Since the number of peaks in a spectrum is assumed to be small, the size of the overflow memory is also relatively small. Furthermore, the speed of the overflow memory need not be as great as that of main memory 59 provided the store commands to the overflow memory are buffered. Since the address register is incremented at the end of each clock cycle, the same address will not be presented to the overflow memory for at least N cycles. Hence, overflow memory 55 need only complete an update within N clock cycles of receiving the update command. The maximum number of updates per mass scan is relatively small, since the number of large peaks in the mass spectrum is assumed to be small. Hence, the update to memory 55 can be constructed with a buffer and a relatively slow register stack or CAM. However, if overflow memory 55 is to complete each storage operation in one clock cycle, overflow memory 55 can be constructed from a high-speed CAM in which all of the registers are searched in parallel for the desired address.
In the preferred embodiment of the present invention, adder 56 generates a sum that is divided into two sub-words. The lowest significant bits of the sum are provided on a first output bus 52. The most significant bits of the sum are provided on a second output bus 57. The number of bits provided on output bus 52 is preferably equal to the number of bits per word in main memory 59.
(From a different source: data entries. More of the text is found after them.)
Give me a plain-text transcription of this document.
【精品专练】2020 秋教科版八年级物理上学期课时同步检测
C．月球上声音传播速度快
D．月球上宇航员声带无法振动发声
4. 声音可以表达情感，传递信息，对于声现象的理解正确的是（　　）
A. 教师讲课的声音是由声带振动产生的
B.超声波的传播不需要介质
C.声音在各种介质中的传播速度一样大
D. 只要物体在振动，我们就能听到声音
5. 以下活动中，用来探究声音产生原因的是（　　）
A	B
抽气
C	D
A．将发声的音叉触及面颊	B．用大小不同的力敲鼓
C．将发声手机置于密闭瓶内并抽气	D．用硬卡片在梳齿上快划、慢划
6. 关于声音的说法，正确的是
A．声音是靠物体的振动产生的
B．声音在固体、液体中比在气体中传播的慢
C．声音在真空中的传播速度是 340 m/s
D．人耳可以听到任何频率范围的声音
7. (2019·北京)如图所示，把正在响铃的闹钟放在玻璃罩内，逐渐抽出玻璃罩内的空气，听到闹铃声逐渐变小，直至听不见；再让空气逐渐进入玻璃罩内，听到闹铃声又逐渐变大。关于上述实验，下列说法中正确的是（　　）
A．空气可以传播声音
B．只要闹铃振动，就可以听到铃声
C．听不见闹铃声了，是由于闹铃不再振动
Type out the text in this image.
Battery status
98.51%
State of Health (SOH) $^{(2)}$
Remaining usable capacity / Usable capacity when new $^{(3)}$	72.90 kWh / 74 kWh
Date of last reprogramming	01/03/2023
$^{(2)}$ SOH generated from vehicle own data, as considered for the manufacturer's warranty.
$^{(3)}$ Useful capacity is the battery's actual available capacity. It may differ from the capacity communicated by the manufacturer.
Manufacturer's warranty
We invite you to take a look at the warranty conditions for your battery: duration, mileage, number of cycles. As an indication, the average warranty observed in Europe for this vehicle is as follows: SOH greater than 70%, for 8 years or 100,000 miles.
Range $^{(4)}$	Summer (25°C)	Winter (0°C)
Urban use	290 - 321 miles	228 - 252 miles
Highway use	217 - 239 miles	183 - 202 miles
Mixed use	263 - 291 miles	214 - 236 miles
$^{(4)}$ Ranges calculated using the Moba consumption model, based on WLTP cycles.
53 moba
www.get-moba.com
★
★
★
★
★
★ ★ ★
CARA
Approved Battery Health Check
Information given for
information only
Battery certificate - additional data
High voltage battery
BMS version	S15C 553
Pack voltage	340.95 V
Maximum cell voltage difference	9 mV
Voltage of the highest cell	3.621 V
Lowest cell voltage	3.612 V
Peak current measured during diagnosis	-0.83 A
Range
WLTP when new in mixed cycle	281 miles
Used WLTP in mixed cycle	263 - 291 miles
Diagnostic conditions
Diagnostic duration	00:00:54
In the preferred embodiment of the present invention, the number of bits per word in memory 59 is chosen to match the maximum number of bits per sample generated by ADC 15. In this case, the number of bits on overflow bus 57 will never exceed 1, and a conventional adder can be used implement adder 56 with bus 57 connected to the overflow output of the adder. In addition, the addition logic in overflow memory 55 can be replaced by a simple increment circuit that increments the data field of the selected register by 1.
In the above-described embodiments of the present invention, the data for the peaks was stored jointly in main memory 59 and overflow memory 55. However, other arrangements may be utilized without departing from the teachings of the present invention. For example, when an overflow occurs, the corresponding location in memory 59 can be set to the highest value that can be stored in a memory location and the output of the ADC would then be routed to the overflow memory where it would be used to increment a register in the overflow memory. In this case, the peaks would be stored entirely in the overflow memory. At readout, the controller replaces the data stored in the main memory with the value stored at that address in the overflow memory if the address in question appears in the overflow memory.
The present invention has been explained in terms of a TOFMS. However, the teachings of the present invention can be utilized in any form of spectrum accumulation device in which data characterized by an address register is to be added into a memory such that the contents of the memory are incremented by the data at the address in question.
The above-described embodiments of the present invention utilize a detector that is separate from the ADC. However, the ADC can be incorporated within the detector to provide a detector with a digital output.
Various modifications to the present invention will become apparent to those skilled in the art from the foregoing description and accompanying drawings. Accordingly, the present invention is to be limited solely by the scope of the following claims.